Many of the best conversations (in both books) come between Shardlake and Guy. They are both “outsiders,” so to speak, and both have modern sensibilities. And both have a love for truth and goodness that few of their contemporaries - who grasp for political power and wealth at any cost - share. This means that they often are out of step with the times, trying to find their own way by the light they have. As Guy puts it in context with scientific discoveries:

‘I am with those thinkers who consider God means us to uncover the secrets of the earth by the slow, sure path of observation rather than mystical formulae in ancient books.’

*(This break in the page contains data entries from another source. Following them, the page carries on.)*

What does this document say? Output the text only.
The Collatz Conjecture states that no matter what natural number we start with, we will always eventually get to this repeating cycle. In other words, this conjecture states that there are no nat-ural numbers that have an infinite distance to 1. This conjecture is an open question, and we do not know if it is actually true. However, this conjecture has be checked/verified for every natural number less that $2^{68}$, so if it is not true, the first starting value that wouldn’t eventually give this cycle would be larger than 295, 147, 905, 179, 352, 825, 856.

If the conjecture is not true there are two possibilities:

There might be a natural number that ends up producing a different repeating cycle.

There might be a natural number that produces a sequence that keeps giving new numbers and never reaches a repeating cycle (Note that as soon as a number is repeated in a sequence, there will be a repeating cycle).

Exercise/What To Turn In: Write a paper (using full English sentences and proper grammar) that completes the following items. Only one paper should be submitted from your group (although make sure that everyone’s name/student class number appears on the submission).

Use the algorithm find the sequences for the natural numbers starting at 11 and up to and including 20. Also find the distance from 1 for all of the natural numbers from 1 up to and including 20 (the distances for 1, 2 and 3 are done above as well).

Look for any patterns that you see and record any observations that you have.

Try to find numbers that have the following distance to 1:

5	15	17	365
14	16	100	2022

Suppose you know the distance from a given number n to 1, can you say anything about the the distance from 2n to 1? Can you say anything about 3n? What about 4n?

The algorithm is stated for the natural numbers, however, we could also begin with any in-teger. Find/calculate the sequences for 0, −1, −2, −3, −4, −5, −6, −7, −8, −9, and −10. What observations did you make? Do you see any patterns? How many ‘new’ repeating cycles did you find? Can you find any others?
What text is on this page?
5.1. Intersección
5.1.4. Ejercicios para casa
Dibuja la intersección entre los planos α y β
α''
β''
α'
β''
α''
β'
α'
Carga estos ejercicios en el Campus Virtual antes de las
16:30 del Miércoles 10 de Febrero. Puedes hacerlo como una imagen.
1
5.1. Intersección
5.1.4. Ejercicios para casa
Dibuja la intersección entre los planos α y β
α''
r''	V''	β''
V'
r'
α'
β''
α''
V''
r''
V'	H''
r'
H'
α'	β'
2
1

Sansom makes it clear that this difference in approach has also led to the problems in religion and statecraft as well. Creed always wins out over human realities in this world of the past. And sometimes too often in our own as well.  

While not too many major characters in each book are female - the first book is set in a monastery and the second involves high intrigue -  Sansom make the most of the characters he does employ. Even the minor female characters are complex and have histories that make their actions understandable. As in any era, some are expressly feminist, as in Lady Honor, who greatly enjoys the freedom that her wealthy widowhood brings. Others seek to gratify their ambition through carefully orchestrating their descendents’ social rise, as Mrs. Wentworth does - at any price.

The author also notes one of the interesting results of the Protestant Reformation. Often forgotten in any discussion of that history is that it was the beginning of the loss of authority for institutions in general. With Martin Luther and the rest, the shocking idea that the average (literate) person could and should read and interpret the Bible without depending on the experts of the priesthood - that man needed no mediator to access God - led eventually to the collapse of church authority. In the setting of these books, the State and the Church are struggling to figure out how to function when non-conformists insist on doing and believing as they wish, without granting political loyalty to a particular faction.

This crumbling of authority led to the Enlightenment, of course, in which interpretation of, well, nearly everything, became divorced from dogma. Instead, science, reason, and investigation became the new method for determining truth. I won’t spend too much time on the effect this had on science, human rights, and so on.

I do want to mention that this idea also led inevitably to feminism. After all, if the average person could interpret the Bible and determine his own actions based on his conscience and intellect, why couldn’t women do the same? This didn’t necessarily go over well with everyone. As one traditionalist lawyer says, “Not just apprentices. Even silly little women fancy they can read the Bible now and understand God’s Word.” The same later brags that he has never read the Bible, and never will.

But of course, once you let women think for themselves, they might want to vote, control their own money, determine their own destiny.

Just a couple more little tidbits that should be noted. First, as I am not a fashion mavin, I had to look up “farthingale.” Thank goodness I never had to wear one. Forget petticoats. How about a wicker frame to carry around with you under your dress? Yikes.

A reminder that today's fashions aren't nearly as silly as those of the past.

I’ll end with this one. Early in the book, Shardlake mentions this annoying case he has, where the opposing party...well, I’ll let him describe the sort of person all of us lawyers know all too well:

[H]e was one of those maddening rogues whom lawyers encounter, who take perverse pleasure in spending time and money on uncertain cases rather than admitting defeat and making proper remedy like civilized men.

Dark Fire can be heartily recommended for anyone who loves a good mystery, a good historical novel, or just history and good writing in general.